Data can be downloaded directly from the `GetJSONGraphFile` endpoint, and are returned in the response as JSON.

In [5]:
res = requests.get(
    "http://causalbionet.com/Networks/GetJSONGraphFile?networkId=hox_2.0_hs"
).json()

## Parsing

The structure is traversed, and the [BELParser](http://pybel.readthedocs.io/en/latest/parser.html#pybel.parser.parse_bel.BelParser) is manipulated directly.
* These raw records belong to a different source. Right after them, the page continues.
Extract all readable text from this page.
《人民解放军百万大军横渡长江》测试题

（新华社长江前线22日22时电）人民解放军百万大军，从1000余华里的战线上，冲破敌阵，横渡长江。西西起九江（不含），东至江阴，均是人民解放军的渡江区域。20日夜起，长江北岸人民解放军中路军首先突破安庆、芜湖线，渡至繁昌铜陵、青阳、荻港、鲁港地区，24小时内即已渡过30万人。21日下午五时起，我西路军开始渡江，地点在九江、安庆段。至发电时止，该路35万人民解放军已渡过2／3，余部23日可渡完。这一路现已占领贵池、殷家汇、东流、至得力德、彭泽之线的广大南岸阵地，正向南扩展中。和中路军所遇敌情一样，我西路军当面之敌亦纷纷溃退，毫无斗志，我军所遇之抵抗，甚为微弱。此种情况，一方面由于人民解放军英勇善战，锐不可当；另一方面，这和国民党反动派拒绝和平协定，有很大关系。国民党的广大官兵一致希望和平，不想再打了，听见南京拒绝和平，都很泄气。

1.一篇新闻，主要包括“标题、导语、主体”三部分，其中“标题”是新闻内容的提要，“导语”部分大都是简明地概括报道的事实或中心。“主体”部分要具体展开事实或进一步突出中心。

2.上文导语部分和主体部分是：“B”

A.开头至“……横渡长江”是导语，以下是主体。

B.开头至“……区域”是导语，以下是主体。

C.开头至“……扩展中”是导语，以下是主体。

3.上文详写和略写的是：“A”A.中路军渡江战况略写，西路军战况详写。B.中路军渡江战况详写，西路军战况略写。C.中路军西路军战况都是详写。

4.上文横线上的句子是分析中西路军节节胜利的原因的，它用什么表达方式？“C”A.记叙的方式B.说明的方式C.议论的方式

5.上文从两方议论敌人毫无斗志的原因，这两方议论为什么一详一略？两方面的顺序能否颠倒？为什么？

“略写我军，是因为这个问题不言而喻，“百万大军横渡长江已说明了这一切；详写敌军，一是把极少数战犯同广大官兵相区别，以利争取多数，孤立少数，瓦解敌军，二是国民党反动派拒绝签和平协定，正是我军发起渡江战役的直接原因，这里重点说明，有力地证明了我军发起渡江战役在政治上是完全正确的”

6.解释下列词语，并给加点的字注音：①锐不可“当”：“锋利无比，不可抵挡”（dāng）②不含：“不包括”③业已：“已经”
Normally, during BEL compilation, the usage of this class is hidden from the user.

In [6]:
graph = pybel.BELGraph()
parser = pybel.parser.BelParser(graph)

In [7]:
def get_citation(evidence):
    return {
        CITATION_NAME: evidence["citation"]["name"],
        CITATION_TYPE: evidence["citation"]["type"],
        CITATION_REFERENCE: evidence["citation"]["id"],
    }

In [8]:
annotation_map = {
    "tissue": "Tissue",
    "disease": "Disease",
    "species_common_name": "Species",
}

In [9]:
species_map = {"human": "9606", "rat": "10116", "mouse": "10090"}

In [10]:
annotation_value_map = {"Species": species_map}

In [11]:
for edge in res["graph"]["edges"]:
    for evidence in edge["metadata"]["evidences"]:
        if "citation" not in evidence or not evidence["citation"]:
            continue

        parser.control_parser.clear()
        parser.control_parser.citation = get_citation(evidence)
        parser.control_parser.evidence = evidence["summary_text"]

        d = {}

        if "biological_context" in evidence:
            annotations = evidence["biological_context"]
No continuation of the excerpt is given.